You’d think a countdown timer to the end of class would be an easy one-day project. I thought so too, but it ended up dominating my free time during my senior year of high school.
It began as many good projects do – I was feeling a bit lazy. My high school’s schedule changed frequently depending on the day of the week, and I rarely knew exactly when the bell was supposed to ring. Rather than wait for the oh-so-slow school website to load to look up the schedule, I decided to make a website to do the work for me. Having recently implemented a policy of providing Chromebooks to all students, my high school was the perfect place for a project like this to take off, although I didn’t realize it at the time.
What’s so hard about this?
It’s just a timer, right?
Dealing with Special Schedules
Well, a timer needs to know when the end time is, and this was simple enough to hard-code. But as time went on and I started encountering special schedules, I decided to go a bit overboard and write a parser for my own format for specifying school schedules and calendars. Later on, this would pay off when I wanted to quickly add support for additional schools. It also features a way to enter custom schedules if your school isn’t supported.

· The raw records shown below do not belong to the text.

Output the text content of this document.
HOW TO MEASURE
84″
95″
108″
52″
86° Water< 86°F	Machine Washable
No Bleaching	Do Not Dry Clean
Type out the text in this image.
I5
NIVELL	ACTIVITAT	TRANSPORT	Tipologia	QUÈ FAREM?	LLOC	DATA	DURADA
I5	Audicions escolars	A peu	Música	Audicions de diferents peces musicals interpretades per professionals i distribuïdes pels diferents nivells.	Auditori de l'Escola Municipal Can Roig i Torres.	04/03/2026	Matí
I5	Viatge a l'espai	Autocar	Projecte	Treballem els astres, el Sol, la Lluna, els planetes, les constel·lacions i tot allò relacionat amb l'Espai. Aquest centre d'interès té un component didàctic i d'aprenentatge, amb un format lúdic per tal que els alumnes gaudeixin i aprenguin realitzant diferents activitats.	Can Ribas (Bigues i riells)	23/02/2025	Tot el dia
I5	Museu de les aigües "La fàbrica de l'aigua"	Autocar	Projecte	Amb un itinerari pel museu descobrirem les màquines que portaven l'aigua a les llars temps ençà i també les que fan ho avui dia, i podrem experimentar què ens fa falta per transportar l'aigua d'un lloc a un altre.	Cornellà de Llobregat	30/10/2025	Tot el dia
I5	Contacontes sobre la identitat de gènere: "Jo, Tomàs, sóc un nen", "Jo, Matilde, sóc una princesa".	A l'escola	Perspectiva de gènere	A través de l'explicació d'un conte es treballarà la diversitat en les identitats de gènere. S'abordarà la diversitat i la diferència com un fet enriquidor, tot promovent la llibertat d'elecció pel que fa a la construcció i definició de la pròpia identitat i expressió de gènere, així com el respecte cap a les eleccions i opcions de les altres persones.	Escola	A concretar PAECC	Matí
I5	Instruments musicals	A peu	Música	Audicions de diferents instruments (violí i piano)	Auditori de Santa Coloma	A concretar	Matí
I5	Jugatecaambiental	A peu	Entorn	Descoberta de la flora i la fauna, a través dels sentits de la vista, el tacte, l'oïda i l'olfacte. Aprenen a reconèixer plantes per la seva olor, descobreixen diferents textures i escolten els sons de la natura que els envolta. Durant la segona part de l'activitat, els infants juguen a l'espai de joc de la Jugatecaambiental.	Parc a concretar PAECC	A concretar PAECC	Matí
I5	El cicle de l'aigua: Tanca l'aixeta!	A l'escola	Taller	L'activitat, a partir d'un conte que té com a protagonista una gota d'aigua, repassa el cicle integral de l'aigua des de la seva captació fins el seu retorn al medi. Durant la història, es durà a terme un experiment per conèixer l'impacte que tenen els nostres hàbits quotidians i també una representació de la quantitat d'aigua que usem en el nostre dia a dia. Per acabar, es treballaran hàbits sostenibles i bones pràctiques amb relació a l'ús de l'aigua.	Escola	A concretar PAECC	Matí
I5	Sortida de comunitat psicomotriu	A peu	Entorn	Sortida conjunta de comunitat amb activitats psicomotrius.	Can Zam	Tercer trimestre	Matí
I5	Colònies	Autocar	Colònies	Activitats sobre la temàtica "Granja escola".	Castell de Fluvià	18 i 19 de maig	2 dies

I suppose I was also a bit of a perfectionist, wanting it to tick over to
the next period exactly when the bell rings. On devices where the system
time might be slightly incorrect, this required time synchronization with
the server. This revealed to me that even the school’s time was wrong and
would even vary depending on the day. I hacked together a Telegram bot I could
send messages to like
bell add 1000 to push the website 1000 ms forward
to match the school.
Inevitably, people want more features. I added support for custom themes in a way that would make it easy to implement new ones while still being extensible enough to support things such as a special snow effect during winter break.
Jonathan Shi contributed by creating the Chrome extension as part of his senior project in high school.
After I went off to college, Jamsheed Mistri helped to keep the schedules updated and we worked together on creating some stickers to promote the website.
What I thought would be a useful tool for myself quickly became popular at the school, and was even requested at other schools. Feedback from from a survey I sent out was overwhelmingly positive (1 = Not useful at all, 5 = Extremely useful):
After starting college and no longer being on the ground seeing it being used in high school, I wanted to keep an eye on the usage. I created my own analytics stack to avoid dependence on any external services. I put my newly learned SQL programming skills to use when setting up the stats page using Metabase.
The public stats page includes many more charts of the data collected, including usage by school and over the course of a day.
Creating bell.plus has been one of the greatest learning experiences for me, because I was ultimately responsible for setting it up and making sure everything continued working well. From programming the front and backends, maintaining uptime with Docker swarm, and performing analysis on the usage information, it has required me to attain at least a working familiarity with all parts of the software deployment process. If you’re interested in the specific technologies I’ve used, bell.plus is open source and available on GitHub. Its usefulness to other students at my former high school continues to humble me and encourage me to keep it going strong for the years to come.